Virtual hug for you! smiley smiley
Re: What Is African Marriage About And What Is It Values? by Dheartless: 8:02am On May 21, 2016
postmann:


What a relief! Thought we have been stripped of another great woman. No doubt there are juvenile minds yet to grasp the true value of being a man. With time some of these boys will learn.
cheesy grin
surely it's a relief

1 Like

Re: What Is African Marriage About And What Is It Values? by PinketteDawn: 8:13am On May 21, 2016
lezz:
Every woman wants her man to lead her.

I totally agree with you on this. Yes every woman wants her man to LEAD her.

lezz:
Women are genetically programmed to depend on men.

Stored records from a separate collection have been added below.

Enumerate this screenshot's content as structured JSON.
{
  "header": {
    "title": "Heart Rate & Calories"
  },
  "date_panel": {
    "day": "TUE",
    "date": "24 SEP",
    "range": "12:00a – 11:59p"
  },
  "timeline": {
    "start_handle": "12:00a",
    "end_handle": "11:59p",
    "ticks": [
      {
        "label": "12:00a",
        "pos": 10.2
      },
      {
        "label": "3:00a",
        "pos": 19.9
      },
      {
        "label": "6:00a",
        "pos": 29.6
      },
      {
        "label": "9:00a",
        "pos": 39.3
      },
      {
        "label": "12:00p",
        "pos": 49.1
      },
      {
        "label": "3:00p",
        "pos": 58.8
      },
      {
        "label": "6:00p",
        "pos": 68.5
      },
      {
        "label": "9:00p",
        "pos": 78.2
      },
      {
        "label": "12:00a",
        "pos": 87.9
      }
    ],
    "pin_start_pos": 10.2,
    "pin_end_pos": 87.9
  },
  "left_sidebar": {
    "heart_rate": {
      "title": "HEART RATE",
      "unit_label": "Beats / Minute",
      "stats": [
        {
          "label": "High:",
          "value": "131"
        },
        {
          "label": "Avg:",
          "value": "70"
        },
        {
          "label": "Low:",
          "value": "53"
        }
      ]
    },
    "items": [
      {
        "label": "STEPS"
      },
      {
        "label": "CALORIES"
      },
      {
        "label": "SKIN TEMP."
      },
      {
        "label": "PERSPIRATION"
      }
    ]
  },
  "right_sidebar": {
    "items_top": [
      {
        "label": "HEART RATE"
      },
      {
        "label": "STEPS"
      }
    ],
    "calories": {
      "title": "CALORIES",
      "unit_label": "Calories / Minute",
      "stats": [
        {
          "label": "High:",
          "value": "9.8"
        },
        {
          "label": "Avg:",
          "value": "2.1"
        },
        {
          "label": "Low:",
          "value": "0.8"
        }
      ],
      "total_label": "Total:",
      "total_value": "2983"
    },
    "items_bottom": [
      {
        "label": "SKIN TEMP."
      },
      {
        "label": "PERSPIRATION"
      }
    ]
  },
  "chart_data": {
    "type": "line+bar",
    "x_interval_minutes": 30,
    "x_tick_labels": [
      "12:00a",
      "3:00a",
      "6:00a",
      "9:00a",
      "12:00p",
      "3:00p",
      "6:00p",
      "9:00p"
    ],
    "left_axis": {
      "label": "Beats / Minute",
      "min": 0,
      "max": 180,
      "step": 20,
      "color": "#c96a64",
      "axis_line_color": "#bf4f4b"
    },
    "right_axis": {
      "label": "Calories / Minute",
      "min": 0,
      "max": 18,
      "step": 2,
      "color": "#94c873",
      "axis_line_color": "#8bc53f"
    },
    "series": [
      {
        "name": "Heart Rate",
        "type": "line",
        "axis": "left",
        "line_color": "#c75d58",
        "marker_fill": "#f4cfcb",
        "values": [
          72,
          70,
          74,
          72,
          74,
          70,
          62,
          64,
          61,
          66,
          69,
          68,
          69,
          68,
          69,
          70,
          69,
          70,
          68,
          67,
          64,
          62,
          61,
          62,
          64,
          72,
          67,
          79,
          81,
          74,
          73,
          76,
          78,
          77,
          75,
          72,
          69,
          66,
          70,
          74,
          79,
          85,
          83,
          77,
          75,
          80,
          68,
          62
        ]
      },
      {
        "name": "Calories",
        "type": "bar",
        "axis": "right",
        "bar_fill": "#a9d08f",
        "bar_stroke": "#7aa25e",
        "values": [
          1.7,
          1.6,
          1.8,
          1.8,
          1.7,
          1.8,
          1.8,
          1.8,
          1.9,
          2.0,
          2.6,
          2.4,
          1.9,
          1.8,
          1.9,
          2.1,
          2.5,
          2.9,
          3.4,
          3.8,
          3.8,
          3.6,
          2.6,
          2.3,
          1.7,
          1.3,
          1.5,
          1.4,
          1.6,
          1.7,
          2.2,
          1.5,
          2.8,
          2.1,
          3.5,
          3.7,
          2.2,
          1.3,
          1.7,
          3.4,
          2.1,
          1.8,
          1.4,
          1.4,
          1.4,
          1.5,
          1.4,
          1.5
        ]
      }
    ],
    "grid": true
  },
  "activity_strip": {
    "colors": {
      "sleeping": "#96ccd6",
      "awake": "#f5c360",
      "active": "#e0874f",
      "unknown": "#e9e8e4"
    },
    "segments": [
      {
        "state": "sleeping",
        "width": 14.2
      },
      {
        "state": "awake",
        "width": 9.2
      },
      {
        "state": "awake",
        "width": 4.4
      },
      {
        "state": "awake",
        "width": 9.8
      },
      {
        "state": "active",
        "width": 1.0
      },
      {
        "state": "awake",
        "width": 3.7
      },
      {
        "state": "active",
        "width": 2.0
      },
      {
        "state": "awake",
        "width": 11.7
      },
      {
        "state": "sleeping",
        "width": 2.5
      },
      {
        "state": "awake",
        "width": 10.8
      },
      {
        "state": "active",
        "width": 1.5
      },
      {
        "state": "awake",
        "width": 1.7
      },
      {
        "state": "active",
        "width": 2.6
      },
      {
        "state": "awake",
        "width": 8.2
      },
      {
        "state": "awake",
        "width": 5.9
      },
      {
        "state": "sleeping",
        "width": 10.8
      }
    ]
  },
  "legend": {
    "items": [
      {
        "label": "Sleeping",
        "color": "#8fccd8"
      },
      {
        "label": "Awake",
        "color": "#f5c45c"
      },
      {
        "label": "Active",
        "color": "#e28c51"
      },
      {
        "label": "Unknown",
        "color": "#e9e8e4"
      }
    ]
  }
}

How? The little I know about genetics is that no sex can exist without the other, so women depend on men and vice versa, especially to procreate. Could you please explain how women are genetically programmed to depend on men?
Re: What Is African Marriage About And What Is It Values? by postmann: 8:22am On May 21, 2016
Dheartless:

surely it's a relief

We won't lose her to misandry. Neither will she been taken by the new generation male prejudice.
grin grin grin

1 Like

Re: What Is African Marriage About And What Is It Values? by Dheartless: 9:01am On May 21, 2016
postmann:


16th century is gone beyond my reach but not some of it's good values.
There're many 21st century women who are content being "women". Those who know nothing compares to a man's love and dedication. Those who know humility and submission is the fastest and safest route to being crowned the Queen of his heart.

Not some hybrid monster-woman caught in between being a man and a woman.
@bolded, this is very funny
Re: What Is African Marriage About And What Is It Values? by lezz(m): 9:17am On May 21, 2016
PinketteDawn:



I totally agree with you on this. Yes every woman wants her man to LEAD her.
cheesy grin Good and honest start.



PinketteDawn:



How? The little I know about genetics is that no sex can exist without the other, so women depend on men and vice versa, especially to procreate. Could you please explain how women are genetically programmed to depend on men?


But you have the answer yourself cheesy cheesy cheesy. You just stated that yourself above.